Des transports résilients garantissent la cohésion sociale, en permettant aux usagers, quels que soient leur sexe, leur âge, leur statut social ou leur handicap, de participer à la vie quotidienne. De nombreux avantages sont indirects : par exemple, des études menées en Inde ont montré que la mise en place d'une route rurale avait entraîné une augmentation de 20 % du nombre de femmes cherchant à bénéficier de soins prénatals.
La faible résilience des transports devient de plus en plus évidente à mesure que le monde ressent l'impact du changement climatique. Depuis de nombreuses années, les opérateurs de transport ont, à juste titre, donné la priorité à la décarbonisation de leurs services et de leurs actifs afin de respecter leurs engagements en matière de réduction des émissions. Mais un réseau de transport fiable dépend d'une résilience renforcée tout autant que de la décarbonisation - ce sont les deux facettes d'un même problème.
En tant que praticien de la résilience des transports, j'ai constaté que la résilience était de plus en plus à l'ordre du jour. Les clients demandent désormais régulièrement des évaluations détaillées des risques climatiques et des idées sur la manière de se préparer aux impacts qui ne manqueront pas d'arriver. Quels sont les risques pour un système donné, compte tenu de son emplacement et des dernières modélisations climatiques ? Quelles sont les interventions qui fonctionneront réellement ? Sont-elles évolutives et rentables ?
L'investissement dans le secteur est également remodelé par l'agenda de la résilience. De nouvelles initiatives telles que la Taskforce on Climate-related Financial Disclosures (TCFD) obligent les dirigeants des secteurs ferroviaire, aérien, routier et maritime à répondre à des questions précises sur l'exposition de leur entreprise aux risques climatiques. Les investisseurs veulent s'assurer que leurs investissements sont solides, ce qui signifie de plus en plus qu'ils sont durables. Les opérateurs de réseaux ou de services ont besoin d'une analyse factuelle solide sur laquelle fonder leurs décisions concernant la résilience future. Comme je l'expliquerai, la mesure de la résilience des transports, bien que complexe, est une pratique qui se développe rapidement.
Des menaces croissantes
Les réseaux de transport du monde entier ont toujours été confrontés à des risques naturels. Les experts estiment que 27 % des actifs routiers et ferroviaires mondiaux sont exposés aux cyclones, aux tremblements de terre ou aux inondations. Étant donné que les ports sont situés le long des côtes et des rivières, ces installations vitales sont encore plus exposées : 86 % d'entre elles seraient exposées à trois risques ou plus. Les risques ne se limitent pas au sol. Dans le secteur de l'aviation, les conditions météorologiques ont été à l'origine de 36 % des retards de vols aux États-Unis en 2020.

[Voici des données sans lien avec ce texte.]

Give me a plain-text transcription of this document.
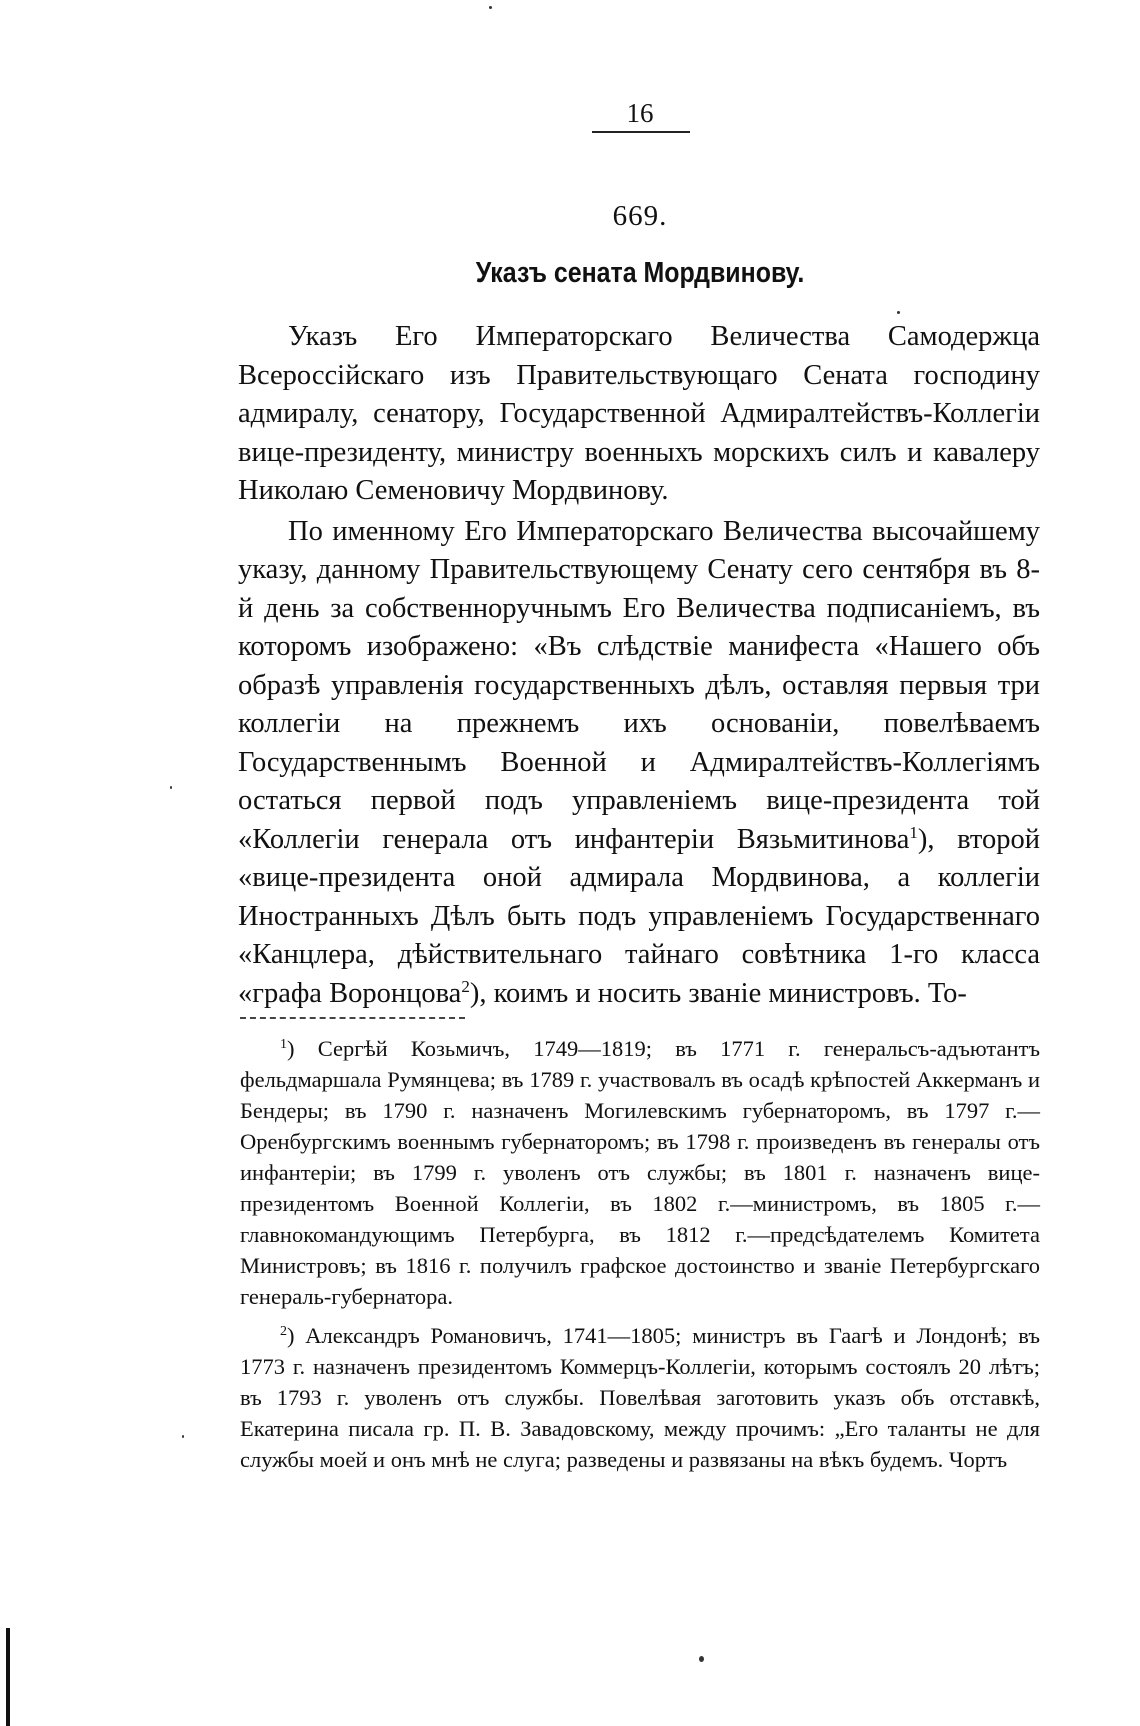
16
669.
Указъ сената Мордвинову.

Указъ Его Императорскаго Величества Самодержца Всероссійскаго изъ Правительствующаго Сената господину адмиралу, сенатору, Государственной Адмиралтействъ-Коллегіи вице-президенту, министру военныхъ морскихъ силъ и кавалеру Николаю Семеновичу Мордвинову.

По именному Его Императорскаго Величества высочайшему указу, данному Правительствующему Сенату сего сентября въ 8-й день за собственноручнымъ Его Величества подписаніемъ, въ которомъ изображено: «Въ слѣдствіе манифеста «Нашего объ образѣ управленія государственныхъ дѣлъ, оставляя первыя три коллегіи на прежнемъ ихъ основаніи, повелѣваемъ Государственнымъ Военной и Адмиралтействъ-Коллегіямъ остаться первой подъ управленіемъ вице-президента той «Коллегіи генерала отъ инфантеріи Вязьмитинова$^1$), второй «вице-президента оной адмирала Мордвинова, а коллегіи Иностранныхъ Дѣлъ быть подъ управленіемъ Государственнаго «Канцлера, дѣйствительнаго тайнаго совѣтника 1-го класса «графа Воронцова$^2$), коимъ и носить званіе министровъ. То-

$^1$) Сергѣй Козьмичъ, 1749—1819; въ 1771 г. генеральсъ-адъютантъ фельдмаршала Румянцева; въ 1789 г. участвовалъ въ осадѣ крѣпостей Аккерманъ и Бендеры; въ 1790 г. назначенъ Могилевскимъ губернаторомъ, въ 1797 г.—Оренбургскимъ военнымъ губернаторомъ; въ 1798 г. произведенъ въ генералы отъ инфантеріи; въ 1799 г. уволенъ отъ службы; въ 1801 г. назначенъ вице-президентомъ Военной Коллегіи, въ 1802 г.—министромъ, въ 1805 г.—главнокомандующимъ Петербурга, въ 1812 г.—предсѣдателемъ Комитета Министровъ; въ 1816 г. получилъ графское достоинство и званіе Петербургскаго генераль-губернатора.

$^2$) Александръ Романовичъ, 1741—1805; министръ въ Гаагѣ и Лондонѣ; въ 1773 г. назначенъ президентомъ Коммерцъ-Коллегіи, которымъ состоялъ 20 лѣтъ; въ 1793 г. уволенъ отъ службы. Повелѣвая заготовить указъ объ отставкѣ, Екатерина писала гр. П. В. Завадовскому, между прочимъ: „Его таланты не для службы моей и онъ мнѣ не слуга; разведены и развязаны на вѣкъ будемъ. Чортъ
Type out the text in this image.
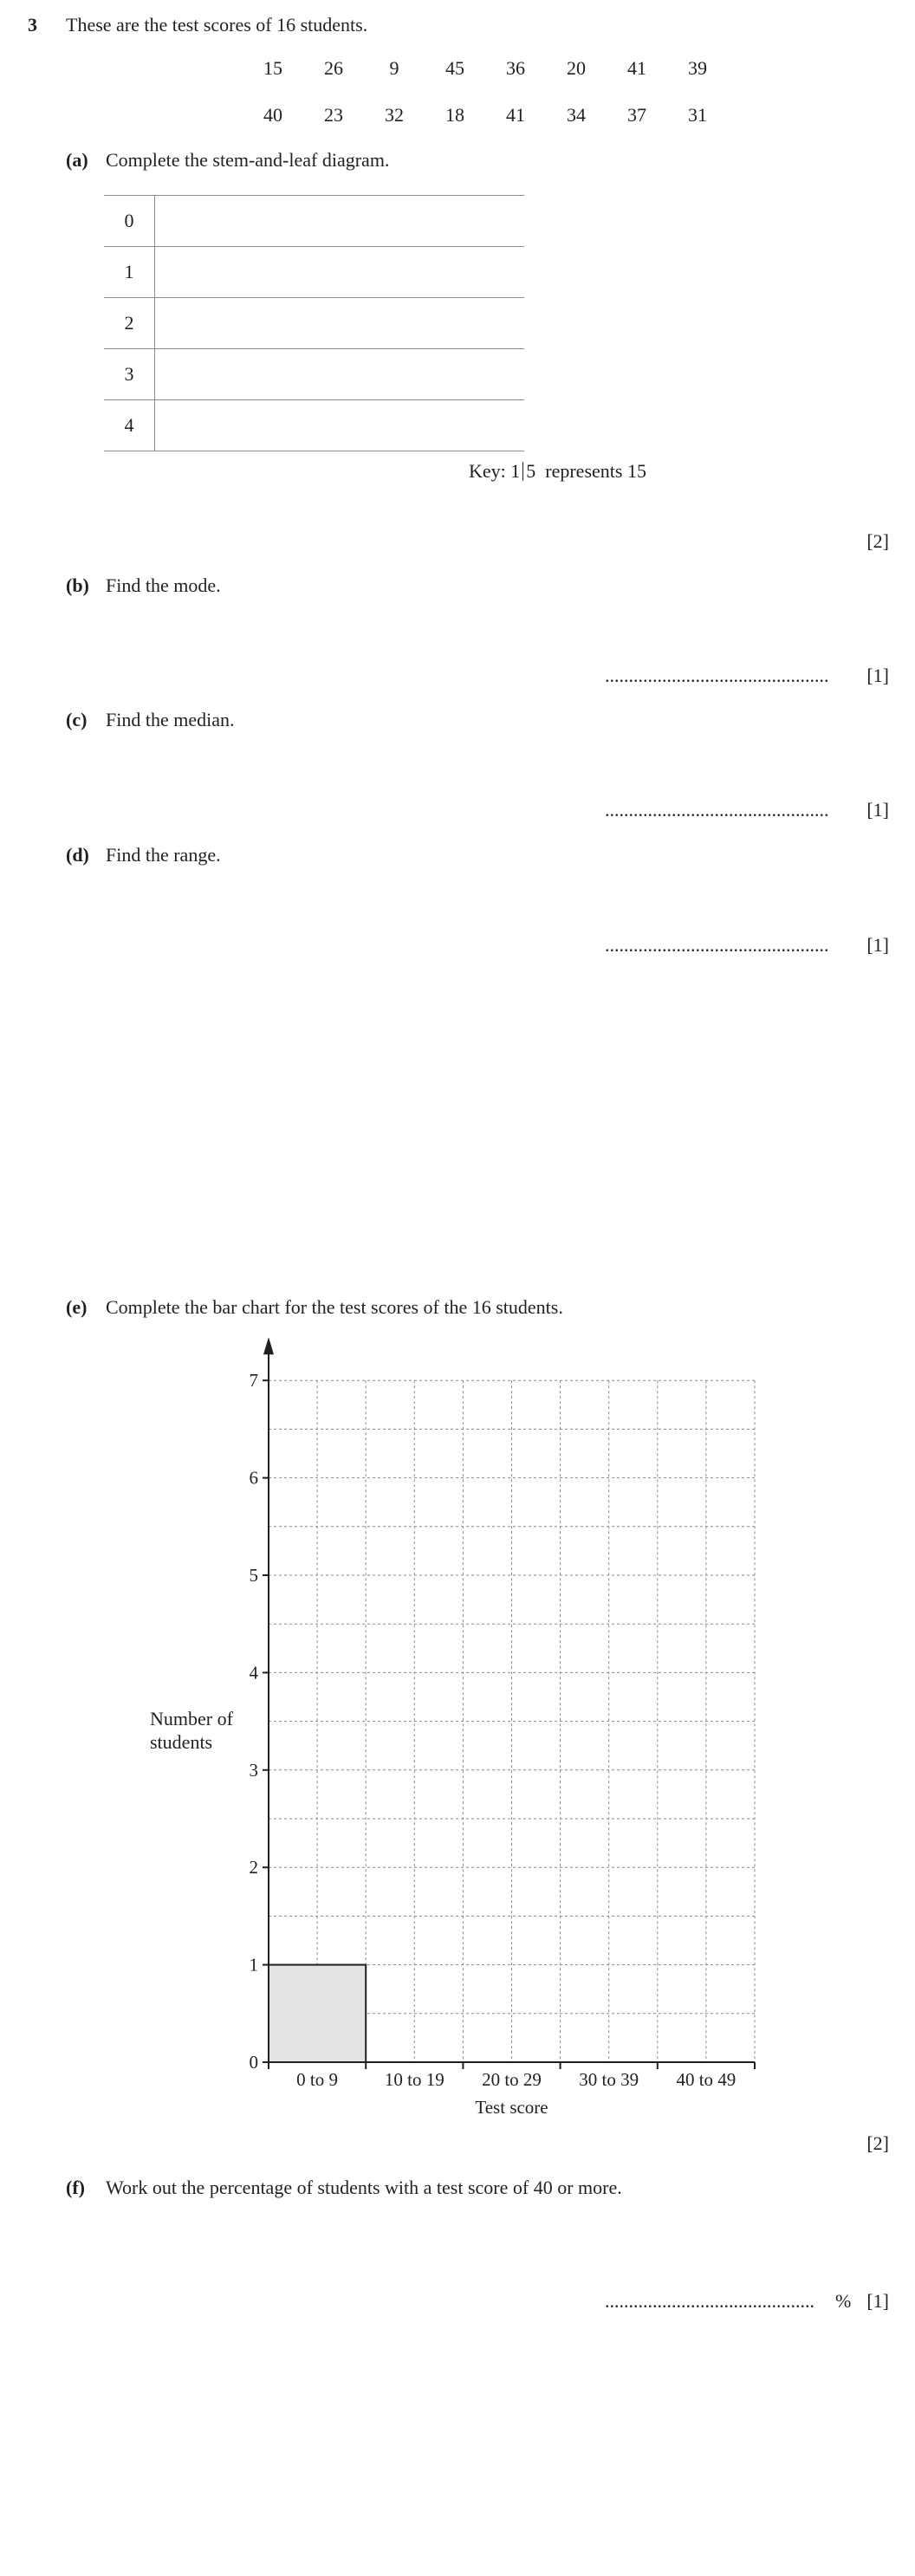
3 These are the test scores of 16 students.
15	26	9	45	36	20	41	39
40	23	32	18	41	34	37	31
(a) Complete the stem-and-leaf diagram.
0	
1	
2	
3	
4	
Key: 1 5  represents 15
[2]
(b) Find the mode.
............................................... [1]
(c) Find the median.
............................................... [1]
(d) Find the range.
............................................... [1]
(e) Complete the bar chart for the test scores of the 16 students.
Number of
students
0
1
2
3
4
5
6
7
0 to 9	10 to 19 20 to 29 30 to 39 40 to 49
Test score
[2]
(f) Work out the percentage of students with a test score of 40 or more.
............................................ % [1]
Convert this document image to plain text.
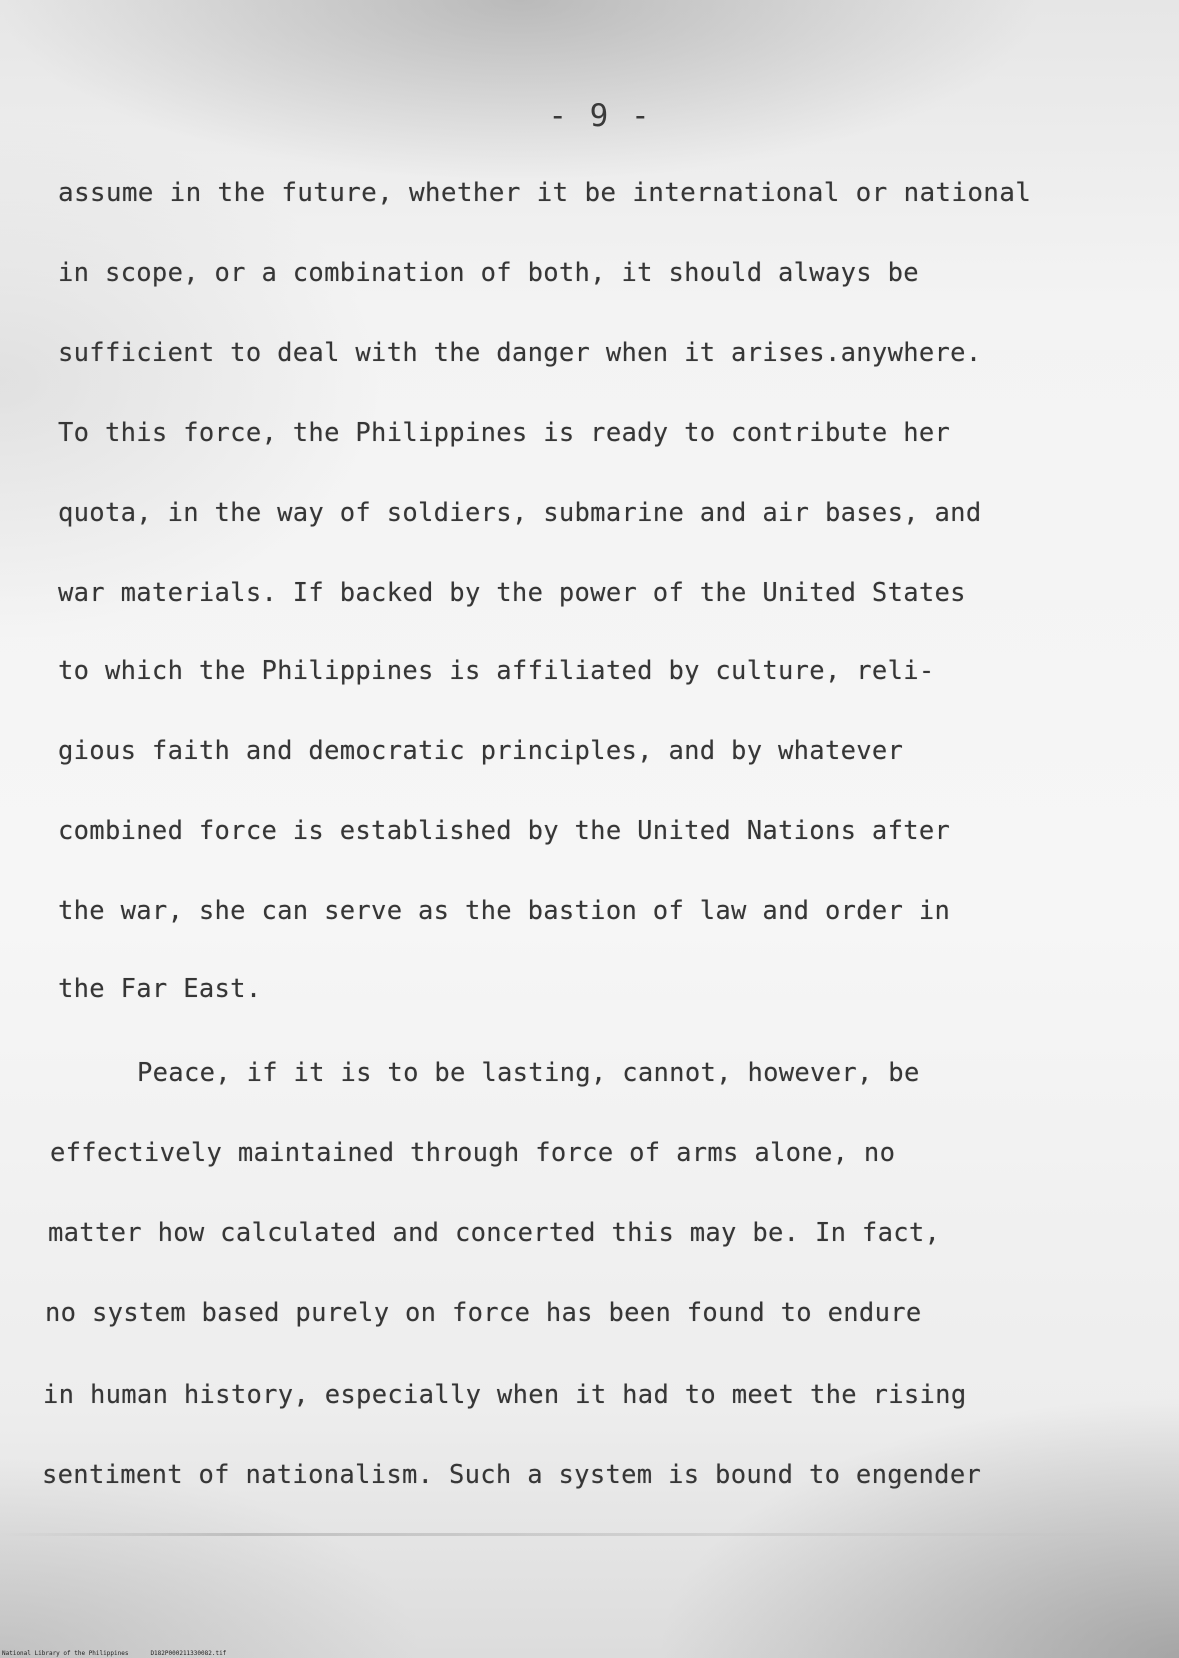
- 9 -
assume in the future, whether it be international or national
in scope, or a combination of both, it should always be
sufficient to deal with the danger when it arises.anywhere.
To this force, the Philippines is ready to contribute her
quota, in the way of soldiers, submarine and air bases, and
war materials. If backed by the power of the United States
to which the Philippines is affiliated by culture, reli-
gious faith and democratic principles, and by whatever
combined force is established by the United Nations after
the war, she can serve as the bastion of law and order in
the Far East.
Peace, if it is to be lasting, cannot, however, be
effectively maintained through force of arms alone, no
matter how calculated and concerted this may be. In fact,
no system based purely on force has been found to endure
in human history, especially when it had to meet the rising
sentiment of nationalism. Such a system is bound to engender
National Library of the Philippines	D182P000211330082.tif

Le changement climatique risque d'aggraver la situation. L'élévation du niveau de la mer accroît les inondations côtières, ce qui entraîne des dommages dans les ports et perturbe les opérations et le transport maritime. Elle menace également les routes et les chemins de fer, les défenses côtières naturelles et les aéroports côtiers. Des vents plus violents perturbent le trafic, endommagent les ponts et les infrastructures auxiliaires des routes et des chemins de fer, et rendent les déplacements plus dangereux pour tous. Les tempêtes tropicales plus intenses augmentent les dommages annuels causés aux infrastructures et aux véhicules, entraînant une perturbation généralisée du trafic et des conditions de voyage dangereuses.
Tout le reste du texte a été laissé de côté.